Cyclo[2]carbazole[2]pyrrole: a preorganized calix[4]pyrrole analogue

Areum Lee  1 Ju Ho Yang  1 Ju Hyun Oh  1 Benjamin P Hay  2 Kyounghoon Lee  3 Vincent M Lynch  4 Jonathan L Sessler  4 Sung Kuk Kim  1
Affiliations

Cyclo[2]carbazole[2]pyrrole: a preorganized calix[4]pyrrole analogue

Areum Lee et al. Chem Sci. .

Abstract

A cyclo[2]carbazole[2]pyrrole (2) consisting of two carbazoles and two pyrroles has been synthesized by directly linking the carbazole 1- and 8-carbon atoms to the pyrrole α-carbon atoms. Macrocycle 2 is an extensively conjugated 16-membered macrocyclic ring that is fixed in a pseudo-1,3-alternate conformation. This provides a preorganized anion binding site consisting of two pyrrole subunits. 1H NMR spectroscopic analysis revealed that only the two diagonally opposed pyrrole NH protons, as opposed to the carbazole protons, take part in anion binding. Nevertheless, cyclo[2]carbazole[2]pyrrole 2 binds representative anions with higher affinity in CD2Cl2 than calix[4]pyrrole (1), a well-studied non-conjugated tetrapyrrole macrocycle that binds anions via four pyrrolic NH hydrogen bond interactions.
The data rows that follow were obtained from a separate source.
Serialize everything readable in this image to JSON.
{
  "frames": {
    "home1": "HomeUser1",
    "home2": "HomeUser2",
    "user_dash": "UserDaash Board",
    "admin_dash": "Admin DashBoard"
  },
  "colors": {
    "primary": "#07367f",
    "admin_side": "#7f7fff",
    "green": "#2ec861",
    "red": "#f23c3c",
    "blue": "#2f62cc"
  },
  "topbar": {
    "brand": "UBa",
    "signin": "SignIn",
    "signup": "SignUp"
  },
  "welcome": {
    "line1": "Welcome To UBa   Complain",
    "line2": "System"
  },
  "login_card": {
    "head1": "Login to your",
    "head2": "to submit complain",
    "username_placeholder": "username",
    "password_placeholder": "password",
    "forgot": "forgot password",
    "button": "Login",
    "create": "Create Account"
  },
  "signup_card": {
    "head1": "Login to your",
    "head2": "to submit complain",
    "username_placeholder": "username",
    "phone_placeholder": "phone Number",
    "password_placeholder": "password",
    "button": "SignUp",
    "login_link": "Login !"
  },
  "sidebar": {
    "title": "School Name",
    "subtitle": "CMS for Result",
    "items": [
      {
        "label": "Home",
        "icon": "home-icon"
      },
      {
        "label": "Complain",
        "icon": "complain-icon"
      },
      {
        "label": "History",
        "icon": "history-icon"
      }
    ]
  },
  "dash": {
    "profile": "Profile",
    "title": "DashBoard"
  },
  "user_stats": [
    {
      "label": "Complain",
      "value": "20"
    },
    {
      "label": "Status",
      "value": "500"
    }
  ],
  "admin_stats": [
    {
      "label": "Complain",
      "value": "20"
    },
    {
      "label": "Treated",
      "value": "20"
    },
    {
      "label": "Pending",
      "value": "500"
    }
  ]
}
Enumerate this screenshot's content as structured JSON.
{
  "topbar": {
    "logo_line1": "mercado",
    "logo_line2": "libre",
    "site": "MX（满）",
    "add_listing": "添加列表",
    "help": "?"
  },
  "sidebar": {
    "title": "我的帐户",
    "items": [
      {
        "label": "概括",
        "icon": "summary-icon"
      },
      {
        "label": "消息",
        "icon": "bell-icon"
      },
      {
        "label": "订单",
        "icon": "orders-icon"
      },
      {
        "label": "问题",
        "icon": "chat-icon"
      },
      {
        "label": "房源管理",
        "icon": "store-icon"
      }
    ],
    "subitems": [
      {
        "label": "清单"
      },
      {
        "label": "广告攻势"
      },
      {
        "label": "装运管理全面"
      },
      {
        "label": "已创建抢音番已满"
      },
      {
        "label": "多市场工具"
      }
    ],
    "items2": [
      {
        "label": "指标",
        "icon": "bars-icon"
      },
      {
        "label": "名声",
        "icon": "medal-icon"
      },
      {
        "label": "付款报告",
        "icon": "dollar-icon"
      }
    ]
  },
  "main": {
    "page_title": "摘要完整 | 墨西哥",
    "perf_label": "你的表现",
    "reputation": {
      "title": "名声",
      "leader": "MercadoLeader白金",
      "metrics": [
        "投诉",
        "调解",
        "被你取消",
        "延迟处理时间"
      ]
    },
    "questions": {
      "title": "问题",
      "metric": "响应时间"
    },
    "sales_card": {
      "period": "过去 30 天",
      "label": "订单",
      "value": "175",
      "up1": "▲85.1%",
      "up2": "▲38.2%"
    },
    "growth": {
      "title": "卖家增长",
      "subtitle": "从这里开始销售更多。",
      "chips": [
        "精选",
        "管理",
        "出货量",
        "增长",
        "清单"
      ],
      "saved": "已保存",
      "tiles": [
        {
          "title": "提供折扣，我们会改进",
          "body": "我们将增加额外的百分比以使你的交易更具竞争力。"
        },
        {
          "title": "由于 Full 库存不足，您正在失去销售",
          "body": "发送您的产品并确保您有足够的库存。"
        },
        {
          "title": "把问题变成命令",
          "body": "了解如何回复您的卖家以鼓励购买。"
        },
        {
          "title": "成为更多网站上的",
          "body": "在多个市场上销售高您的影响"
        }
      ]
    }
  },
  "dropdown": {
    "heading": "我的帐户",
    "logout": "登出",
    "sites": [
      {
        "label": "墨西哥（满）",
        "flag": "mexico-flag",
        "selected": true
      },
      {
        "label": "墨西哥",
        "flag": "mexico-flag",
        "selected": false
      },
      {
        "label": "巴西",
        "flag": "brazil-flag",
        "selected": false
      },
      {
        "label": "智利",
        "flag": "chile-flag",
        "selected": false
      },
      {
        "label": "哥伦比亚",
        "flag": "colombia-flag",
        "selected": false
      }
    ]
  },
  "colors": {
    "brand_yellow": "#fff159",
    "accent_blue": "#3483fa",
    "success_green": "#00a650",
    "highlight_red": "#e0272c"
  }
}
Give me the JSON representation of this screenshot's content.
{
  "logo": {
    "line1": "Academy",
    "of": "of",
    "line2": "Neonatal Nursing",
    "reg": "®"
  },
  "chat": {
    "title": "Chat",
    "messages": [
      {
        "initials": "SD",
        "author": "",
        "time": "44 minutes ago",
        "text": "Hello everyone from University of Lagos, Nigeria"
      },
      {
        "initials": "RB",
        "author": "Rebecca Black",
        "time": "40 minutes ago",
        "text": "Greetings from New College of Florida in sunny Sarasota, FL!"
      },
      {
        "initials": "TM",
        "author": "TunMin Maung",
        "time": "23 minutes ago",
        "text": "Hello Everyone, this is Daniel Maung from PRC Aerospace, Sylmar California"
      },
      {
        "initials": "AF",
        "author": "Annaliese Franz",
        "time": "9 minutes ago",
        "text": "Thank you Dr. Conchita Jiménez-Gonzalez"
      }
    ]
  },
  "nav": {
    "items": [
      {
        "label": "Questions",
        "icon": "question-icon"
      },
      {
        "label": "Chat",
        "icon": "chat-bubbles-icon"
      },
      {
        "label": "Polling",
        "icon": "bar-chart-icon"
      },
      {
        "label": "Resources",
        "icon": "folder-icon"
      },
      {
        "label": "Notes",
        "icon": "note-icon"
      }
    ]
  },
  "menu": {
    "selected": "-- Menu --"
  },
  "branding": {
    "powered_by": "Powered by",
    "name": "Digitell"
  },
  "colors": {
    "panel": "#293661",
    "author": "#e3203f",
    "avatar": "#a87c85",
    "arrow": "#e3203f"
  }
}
On the basis of computational studies, the higher chloride anion affinity of receptor 2 relative to 1 is rationalized in terms of a larger binding energy and a lower host strain energy associated with anion complexation. In the presence of excess fluoride or bicarbonate anions, compound 2 loses two pyrrolic NH protons to produce a stable dianionic macrocycle [2-2H]2- displaying a quenched fluorescence.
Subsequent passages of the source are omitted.